Une déclaration explosive qui relance les interrogations sur les liens de Donald Trump
Le 9 avril 2026, depuis le Grand Foyer de la Maison Blanche, la Première Dame Melania Trump a pris la parole de manière rare et solennelle pour dénoncer publiquement toute association avec le défunt financier et criminel sexuel Jeffrey Epstein. Dans un discours direct et sans détour, elle a affirmé :
« Les mensonges me liant au honteux Jeffrey Epstein doivent cesser aujourd’hui. »
Elle a nié catégoriquement avoir jamais rencontré Epstein de manière personnelle, avoir eu connaissance de ses activités criminelles, ou avoir entretenu une quelconque relation avec lui ou Ghislaine Maxwell. « Je ne suis pas une victime d’Epstein », a-t-elle insisté, tout en démentant les rumeurs selon lesquelles Epstein l’aurait présentée à son mari, Donald Trump.
Melania Trump est allée plus loin en exigeant du Congrès qu’il organise des audiences publiques permettant aux survivantes d’Epstein de témoigner sous serment, sans filtre, afin que leurs déclarations soient inscrites au Registre du Congrès. Elle a conclu par une phrase lourde de sens :
« Epstein n’a pas agi seul » (« Epstein did not act alone »), appelant à mettre fin aux protections dont bénéficieraient encore certains puissants.

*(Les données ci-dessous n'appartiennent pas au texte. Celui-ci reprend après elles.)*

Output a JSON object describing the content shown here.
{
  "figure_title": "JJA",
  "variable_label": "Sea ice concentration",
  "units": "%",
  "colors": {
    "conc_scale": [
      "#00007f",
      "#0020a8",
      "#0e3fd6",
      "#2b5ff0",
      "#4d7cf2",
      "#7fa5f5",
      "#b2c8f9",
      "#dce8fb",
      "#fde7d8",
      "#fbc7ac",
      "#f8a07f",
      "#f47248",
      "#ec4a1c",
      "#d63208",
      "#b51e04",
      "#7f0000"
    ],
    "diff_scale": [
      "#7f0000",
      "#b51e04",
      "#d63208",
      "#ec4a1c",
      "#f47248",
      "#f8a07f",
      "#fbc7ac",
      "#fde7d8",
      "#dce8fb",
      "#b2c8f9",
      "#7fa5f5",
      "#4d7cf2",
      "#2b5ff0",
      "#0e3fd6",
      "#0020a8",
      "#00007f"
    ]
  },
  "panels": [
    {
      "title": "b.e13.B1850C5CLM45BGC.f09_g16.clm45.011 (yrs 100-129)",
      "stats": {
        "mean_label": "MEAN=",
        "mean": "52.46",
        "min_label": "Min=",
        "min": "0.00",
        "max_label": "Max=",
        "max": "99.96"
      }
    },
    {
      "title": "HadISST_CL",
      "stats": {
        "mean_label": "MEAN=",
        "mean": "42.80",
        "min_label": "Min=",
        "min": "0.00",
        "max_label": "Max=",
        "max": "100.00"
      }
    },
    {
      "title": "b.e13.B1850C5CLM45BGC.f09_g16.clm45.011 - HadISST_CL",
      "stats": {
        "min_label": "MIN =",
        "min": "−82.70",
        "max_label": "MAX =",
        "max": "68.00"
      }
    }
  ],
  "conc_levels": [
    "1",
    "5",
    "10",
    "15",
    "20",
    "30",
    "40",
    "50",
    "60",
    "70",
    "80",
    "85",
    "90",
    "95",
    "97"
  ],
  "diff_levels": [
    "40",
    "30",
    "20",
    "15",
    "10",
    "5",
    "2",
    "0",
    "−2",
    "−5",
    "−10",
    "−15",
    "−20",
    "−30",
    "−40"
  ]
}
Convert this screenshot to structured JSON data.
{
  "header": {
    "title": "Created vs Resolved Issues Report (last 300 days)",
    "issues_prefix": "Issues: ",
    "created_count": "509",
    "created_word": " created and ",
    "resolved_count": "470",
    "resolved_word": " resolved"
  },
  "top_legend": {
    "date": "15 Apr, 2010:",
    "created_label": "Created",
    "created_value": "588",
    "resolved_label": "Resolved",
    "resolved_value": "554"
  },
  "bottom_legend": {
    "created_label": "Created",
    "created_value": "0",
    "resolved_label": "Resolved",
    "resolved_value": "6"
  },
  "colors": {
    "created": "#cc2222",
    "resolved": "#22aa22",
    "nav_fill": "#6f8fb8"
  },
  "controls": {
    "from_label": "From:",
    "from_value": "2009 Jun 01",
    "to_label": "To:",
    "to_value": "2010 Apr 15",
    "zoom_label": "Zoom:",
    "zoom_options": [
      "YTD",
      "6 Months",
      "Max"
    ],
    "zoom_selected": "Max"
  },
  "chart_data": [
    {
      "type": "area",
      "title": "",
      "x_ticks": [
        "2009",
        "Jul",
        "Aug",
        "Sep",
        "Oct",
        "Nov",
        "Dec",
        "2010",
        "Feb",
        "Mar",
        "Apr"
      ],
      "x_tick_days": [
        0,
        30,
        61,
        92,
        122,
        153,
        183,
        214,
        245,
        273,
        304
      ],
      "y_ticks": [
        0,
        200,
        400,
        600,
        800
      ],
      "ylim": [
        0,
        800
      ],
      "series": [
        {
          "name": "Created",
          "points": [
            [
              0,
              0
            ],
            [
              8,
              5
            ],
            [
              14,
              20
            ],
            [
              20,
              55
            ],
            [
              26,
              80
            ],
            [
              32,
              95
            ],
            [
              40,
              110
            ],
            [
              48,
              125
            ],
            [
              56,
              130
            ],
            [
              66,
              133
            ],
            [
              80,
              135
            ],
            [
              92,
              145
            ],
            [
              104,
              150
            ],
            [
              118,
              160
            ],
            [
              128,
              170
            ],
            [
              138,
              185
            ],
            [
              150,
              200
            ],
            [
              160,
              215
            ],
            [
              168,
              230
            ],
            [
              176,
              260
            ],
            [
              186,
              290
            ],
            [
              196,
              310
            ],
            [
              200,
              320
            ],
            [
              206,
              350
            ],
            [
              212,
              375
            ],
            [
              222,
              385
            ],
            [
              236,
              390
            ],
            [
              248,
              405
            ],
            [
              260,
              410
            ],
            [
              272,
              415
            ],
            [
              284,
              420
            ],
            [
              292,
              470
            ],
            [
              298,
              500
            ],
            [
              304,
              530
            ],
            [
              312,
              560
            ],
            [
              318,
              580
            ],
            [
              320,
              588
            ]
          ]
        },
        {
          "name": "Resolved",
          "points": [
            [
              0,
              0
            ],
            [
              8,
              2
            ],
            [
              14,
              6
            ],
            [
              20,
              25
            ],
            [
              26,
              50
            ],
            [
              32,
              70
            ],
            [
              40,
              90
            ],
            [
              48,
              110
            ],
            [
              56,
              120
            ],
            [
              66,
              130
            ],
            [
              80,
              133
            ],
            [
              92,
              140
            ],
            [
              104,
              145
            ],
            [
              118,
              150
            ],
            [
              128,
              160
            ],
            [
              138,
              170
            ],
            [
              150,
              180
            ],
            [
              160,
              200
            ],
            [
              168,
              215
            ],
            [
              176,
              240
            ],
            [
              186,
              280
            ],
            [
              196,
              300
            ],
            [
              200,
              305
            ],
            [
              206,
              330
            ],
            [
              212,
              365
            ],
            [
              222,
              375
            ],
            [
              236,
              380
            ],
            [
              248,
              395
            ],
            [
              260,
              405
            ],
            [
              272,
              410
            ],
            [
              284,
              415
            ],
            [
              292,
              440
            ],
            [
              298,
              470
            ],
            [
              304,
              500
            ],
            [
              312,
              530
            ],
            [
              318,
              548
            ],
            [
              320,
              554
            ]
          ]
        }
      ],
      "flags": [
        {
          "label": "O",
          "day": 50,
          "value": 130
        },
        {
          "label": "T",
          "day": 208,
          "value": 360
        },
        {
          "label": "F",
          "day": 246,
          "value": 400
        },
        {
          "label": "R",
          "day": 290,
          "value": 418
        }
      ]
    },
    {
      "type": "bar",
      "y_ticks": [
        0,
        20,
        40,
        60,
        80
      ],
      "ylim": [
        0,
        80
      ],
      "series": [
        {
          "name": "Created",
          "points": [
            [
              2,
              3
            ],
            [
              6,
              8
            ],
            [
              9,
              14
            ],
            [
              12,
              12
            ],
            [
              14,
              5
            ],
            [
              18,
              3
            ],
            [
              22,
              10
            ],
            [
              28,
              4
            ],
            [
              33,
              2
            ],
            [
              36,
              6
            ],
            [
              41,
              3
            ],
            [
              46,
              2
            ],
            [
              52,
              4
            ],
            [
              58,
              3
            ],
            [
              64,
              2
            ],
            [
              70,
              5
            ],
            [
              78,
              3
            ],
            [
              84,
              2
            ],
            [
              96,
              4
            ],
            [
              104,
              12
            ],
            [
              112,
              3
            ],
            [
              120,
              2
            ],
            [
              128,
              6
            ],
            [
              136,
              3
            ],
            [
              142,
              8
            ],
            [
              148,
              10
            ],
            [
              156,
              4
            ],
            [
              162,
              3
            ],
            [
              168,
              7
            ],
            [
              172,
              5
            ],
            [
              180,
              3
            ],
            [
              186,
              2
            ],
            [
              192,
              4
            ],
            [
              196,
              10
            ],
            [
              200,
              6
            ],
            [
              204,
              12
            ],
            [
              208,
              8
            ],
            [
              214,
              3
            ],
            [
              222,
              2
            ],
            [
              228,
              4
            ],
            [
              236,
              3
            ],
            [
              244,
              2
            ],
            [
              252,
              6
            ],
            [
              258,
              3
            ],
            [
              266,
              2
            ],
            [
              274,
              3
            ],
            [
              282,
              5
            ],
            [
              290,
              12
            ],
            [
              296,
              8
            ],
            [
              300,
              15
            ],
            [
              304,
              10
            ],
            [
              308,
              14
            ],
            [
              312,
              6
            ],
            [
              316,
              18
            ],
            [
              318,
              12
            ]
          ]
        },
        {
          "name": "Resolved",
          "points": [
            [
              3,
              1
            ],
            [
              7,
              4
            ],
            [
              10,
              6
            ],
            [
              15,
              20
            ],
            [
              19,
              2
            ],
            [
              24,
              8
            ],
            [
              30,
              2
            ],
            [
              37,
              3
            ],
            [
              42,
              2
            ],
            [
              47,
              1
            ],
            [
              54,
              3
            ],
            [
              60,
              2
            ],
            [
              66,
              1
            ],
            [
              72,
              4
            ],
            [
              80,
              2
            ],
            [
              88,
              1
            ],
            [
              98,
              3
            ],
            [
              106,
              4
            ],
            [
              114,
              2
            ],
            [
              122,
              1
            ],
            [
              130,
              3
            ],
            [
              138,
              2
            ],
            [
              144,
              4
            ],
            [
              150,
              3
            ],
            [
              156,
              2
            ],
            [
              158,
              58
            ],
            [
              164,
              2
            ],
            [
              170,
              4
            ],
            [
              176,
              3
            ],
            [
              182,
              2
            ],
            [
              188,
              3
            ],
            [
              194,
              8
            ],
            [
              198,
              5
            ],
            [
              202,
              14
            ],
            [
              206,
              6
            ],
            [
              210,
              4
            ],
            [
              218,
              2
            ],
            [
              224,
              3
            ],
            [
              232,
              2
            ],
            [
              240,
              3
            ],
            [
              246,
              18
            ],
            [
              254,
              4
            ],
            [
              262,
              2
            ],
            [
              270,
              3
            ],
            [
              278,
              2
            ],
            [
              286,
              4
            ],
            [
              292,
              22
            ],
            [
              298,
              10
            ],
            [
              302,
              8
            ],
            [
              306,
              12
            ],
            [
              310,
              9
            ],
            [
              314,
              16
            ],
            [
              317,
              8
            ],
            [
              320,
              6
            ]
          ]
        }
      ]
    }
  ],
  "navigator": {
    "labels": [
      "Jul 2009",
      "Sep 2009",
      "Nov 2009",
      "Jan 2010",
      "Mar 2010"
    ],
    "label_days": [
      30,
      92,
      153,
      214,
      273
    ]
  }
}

Le paradoxe Trump : un mari cité des milliers de fois dans les dossiers
Cette prise de position intervient alors que les documents déclassifiés liés à l’affaire Epstein – publiés par le Département de la Justice en plusieurs vagues, dont une massive de 3,5 millions de pages en janvier 2026 – mentionnent le nom de Donald Trump à de multiples reprises. Selon les analyses des fichiers rendus publics, le président est cité plus de 1.000 fois dans la dernière salve de documents (avec des recherches indiquant jusqu’à 1.800 occurrences pour « Donald Trump » et plus de 38.000 références incluant des termes associés comme « Trump », « Melania » ou « Mar-a-Lago »).
Ces mentions incluent notamment des références aux vols à bord de l’avion privé d’Epstein (au moins huit fois entre 1993 et 1997), des échanges sociaux passés et des notes d’enquêteurs. Aucune accusation pénale n’a été retenue contre Donald Trump dans ces dossiers, mais leur ampleur a alimenté les débats sur la profondeur de leurs relations sociales dans les années 1990 et 2000.
Des documents massivement caviardés
Malgré cette transparence inédite – imposée par la loi Epstein Files Transparency Act signée par le président Trump lui-même en novembre 2025 –, les documents restent largement caviardés. Des milliers de pages comportent des passages noircis, des vidéos et images expurgées, officiellement pour protéger l’identité des victimes, les informations personnelles et le matériel sensible. Cette censure massive a été critiquée par certains élus démocrates, dont le représentant Jamie Raskin, qui y voit une forme de protection des puissants impliqués.
Une vague de démissions et limogeages à la Maison Blanche et au DOJ : un lien avec Epstein ?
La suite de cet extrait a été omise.